While Donkey Kong was the AAA pack-in for the Colecovision, it was the isometric shooter Zaxxon that dropped people’s jaws in 1982. Here was a huge 24K cartridge (yes, 24K!!) with screenshots seeming to confirm it was very much like the arcade game. Donkey Kong was a kick in the teeth for rivals Atari, but Zaxxon was something else, because their VCS console was incapable of even attempting an isometric scrolling game. Coleco had Atari on the ropes, and there was absolutely nothing they could do about it.

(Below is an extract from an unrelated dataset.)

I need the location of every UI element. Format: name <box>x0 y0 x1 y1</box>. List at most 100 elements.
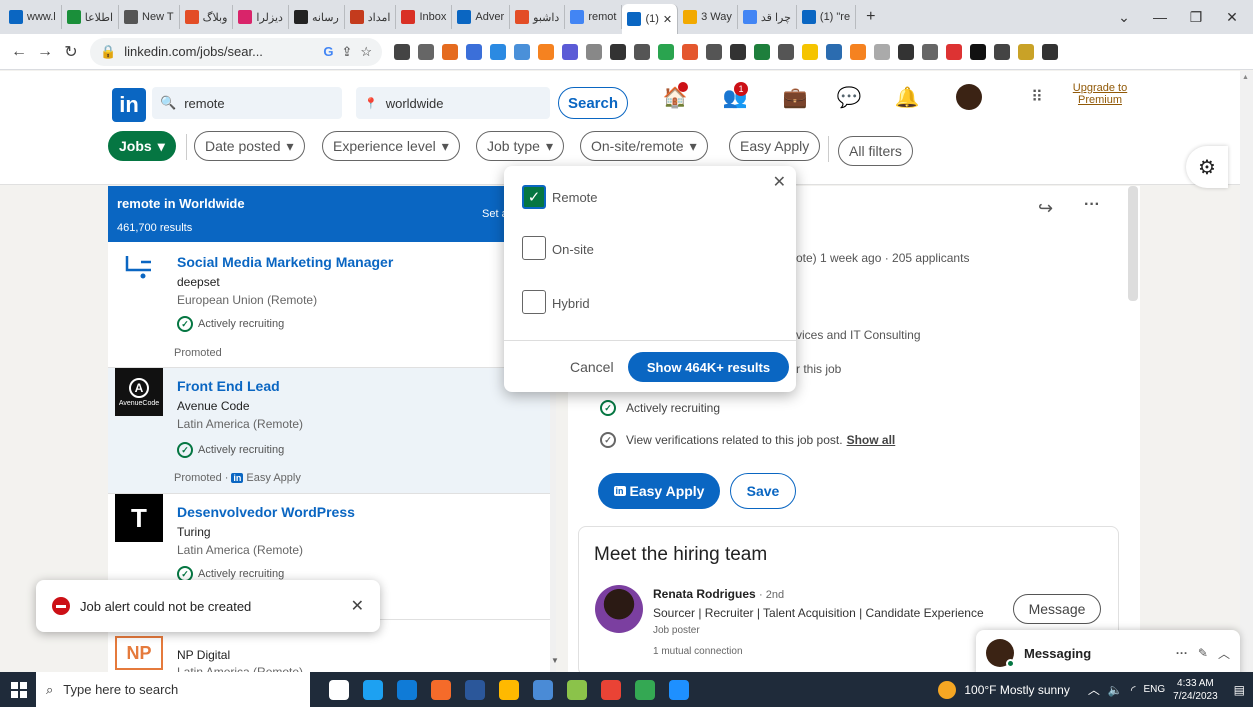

Zaxxon is a difficult game to play at first due to the isometric perspective, especially with moving your craft through gaps in the walls, but you can the use your laser as a guide by shooting in front of you to see how high up you are. The scrolling is a little choppy, but it doesn’t really matter in terms of the gameplay. More importantly, the graphics do carry much of the style and atmosphere of the arcade machine, and it’s accompanied by some occasionally meaty sound effects too. The levels are shortened, but the good thing about that is the CV version gets to the end of level battles quicker without any big loss in variety or challenge.

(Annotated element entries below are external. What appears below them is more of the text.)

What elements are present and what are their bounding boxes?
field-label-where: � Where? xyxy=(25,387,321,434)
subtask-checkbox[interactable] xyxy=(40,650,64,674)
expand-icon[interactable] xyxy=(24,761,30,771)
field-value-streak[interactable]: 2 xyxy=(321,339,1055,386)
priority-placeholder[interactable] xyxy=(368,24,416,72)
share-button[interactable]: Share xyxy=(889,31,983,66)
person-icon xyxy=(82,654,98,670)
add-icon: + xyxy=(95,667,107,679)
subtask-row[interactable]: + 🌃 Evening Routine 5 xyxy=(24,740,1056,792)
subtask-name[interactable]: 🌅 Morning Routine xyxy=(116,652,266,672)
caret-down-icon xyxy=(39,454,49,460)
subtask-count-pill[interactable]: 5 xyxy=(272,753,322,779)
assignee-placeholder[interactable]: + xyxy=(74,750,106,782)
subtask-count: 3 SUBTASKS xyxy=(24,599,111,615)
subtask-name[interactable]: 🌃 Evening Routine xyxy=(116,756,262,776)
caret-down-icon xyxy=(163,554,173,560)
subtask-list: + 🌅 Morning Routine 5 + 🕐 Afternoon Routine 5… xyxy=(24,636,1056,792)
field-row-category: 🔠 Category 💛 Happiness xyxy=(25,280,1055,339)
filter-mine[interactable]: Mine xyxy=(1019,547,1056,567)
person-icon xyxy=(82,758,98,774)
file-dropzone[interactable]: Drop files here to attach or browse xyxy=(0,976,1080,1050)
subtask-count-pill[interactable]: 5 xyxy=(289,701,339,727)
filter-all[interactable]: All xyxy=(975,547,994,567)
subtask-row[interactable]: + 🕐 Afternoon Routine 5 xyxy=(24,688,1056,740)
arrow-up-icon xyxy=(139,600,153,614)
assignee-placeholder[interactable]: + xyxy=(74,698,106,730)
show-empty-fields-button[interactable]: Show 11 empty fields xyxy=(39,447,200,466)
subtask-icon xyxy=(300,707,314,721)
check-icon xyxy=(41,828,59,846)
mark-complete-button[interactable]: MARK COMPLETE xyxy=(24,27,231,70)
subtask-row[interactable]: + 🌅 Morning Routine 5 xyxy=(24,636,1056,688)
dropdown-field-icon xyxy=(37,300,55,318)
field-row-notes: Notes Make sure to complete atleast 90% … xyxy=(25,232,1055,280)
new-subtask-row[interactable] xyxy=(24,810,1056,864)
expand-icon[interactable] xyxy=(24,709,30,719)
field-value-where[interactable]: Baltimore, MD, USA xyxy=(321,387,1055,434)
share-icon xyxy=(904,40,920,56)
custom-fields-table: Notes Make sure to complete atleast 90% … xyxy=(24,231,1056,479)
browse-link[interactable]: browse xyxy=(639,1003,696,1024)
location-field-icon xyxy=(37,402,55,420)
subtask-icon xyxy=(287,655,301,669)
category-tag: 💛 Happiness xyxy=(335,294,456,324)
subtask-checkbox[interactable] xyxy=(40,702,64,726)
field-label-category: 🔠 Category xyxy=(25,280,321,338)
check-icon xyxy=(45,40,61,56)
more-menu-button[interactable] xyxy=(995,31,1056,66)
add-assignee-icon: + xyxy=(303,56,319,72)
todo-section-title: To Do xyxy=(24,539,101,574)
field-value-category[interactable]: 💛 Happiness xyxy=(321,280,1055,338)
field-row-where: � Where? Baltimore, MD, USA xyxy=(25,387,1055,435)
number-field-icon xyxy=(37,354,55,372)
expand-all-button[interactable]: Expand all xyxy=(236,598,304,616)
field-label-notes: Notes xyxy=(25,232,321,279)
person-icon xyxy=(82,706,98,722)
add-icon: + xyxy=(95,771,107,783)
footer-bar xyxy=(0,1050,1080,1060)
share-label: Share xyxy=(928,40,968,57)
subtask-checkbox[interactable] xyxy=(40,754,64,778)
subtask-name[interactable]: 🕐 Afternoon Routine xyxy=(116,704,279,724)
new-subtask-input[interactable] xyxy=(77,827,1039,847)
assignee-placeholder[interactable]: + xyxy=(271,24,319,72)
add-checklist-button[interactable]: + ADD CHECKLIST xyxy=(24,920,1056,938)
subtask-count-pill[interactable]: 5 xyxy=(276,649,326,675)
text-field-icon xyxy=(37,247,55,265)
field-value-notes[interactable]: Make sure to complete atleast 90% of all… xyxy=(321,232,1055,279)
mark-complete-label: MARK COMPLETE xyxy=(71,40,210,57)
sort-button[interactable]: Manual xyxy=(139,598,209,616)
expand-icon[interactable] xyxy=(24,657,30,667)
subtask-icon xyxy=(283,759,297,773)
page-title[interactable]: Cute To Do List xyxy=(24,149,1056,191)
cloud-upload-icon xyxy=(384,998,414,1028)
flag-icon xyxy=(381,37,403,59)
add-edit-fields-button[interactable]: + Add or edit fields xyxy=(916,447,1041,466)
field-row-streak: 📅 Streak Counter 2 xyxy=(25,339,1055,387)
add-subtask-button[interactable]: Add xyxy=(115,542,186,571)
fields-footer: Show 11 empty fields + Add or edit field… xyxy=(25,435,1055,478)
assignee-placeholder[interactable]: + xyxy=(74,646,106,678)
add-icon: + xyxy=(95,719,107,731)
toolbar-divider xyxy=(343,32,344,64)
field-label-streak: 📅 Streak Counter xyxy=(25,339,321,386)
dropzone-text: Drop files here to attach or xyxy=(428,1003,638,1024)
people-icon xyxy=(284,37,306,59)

Like with Donkey Kong, more accurate versions of Zaxxon would later appear on technically superior consoles. However, this is historically the most interesting version because it came out in 1982 when most people were playing 4K versions of Pacman on the VCS, and the visual jump must have felt astonishing to the gaming public back then. Also, when I recently played the Zaxxon arcade machine at a retro gaming event, I managed to go further than ever before, and I credit this to heavily playing the Colecovision cartridge in the weeks leading up to it. Therefore, while the hype on the box isn’t literally true, to a certain extent, Zaxxon really does “play like the arcade”. Not only that, it might even make you better at the real thing!
Can be considered the beginning of a new generation of conversions that wowed you simply by looking at the screenshots, and still a good game in its own right.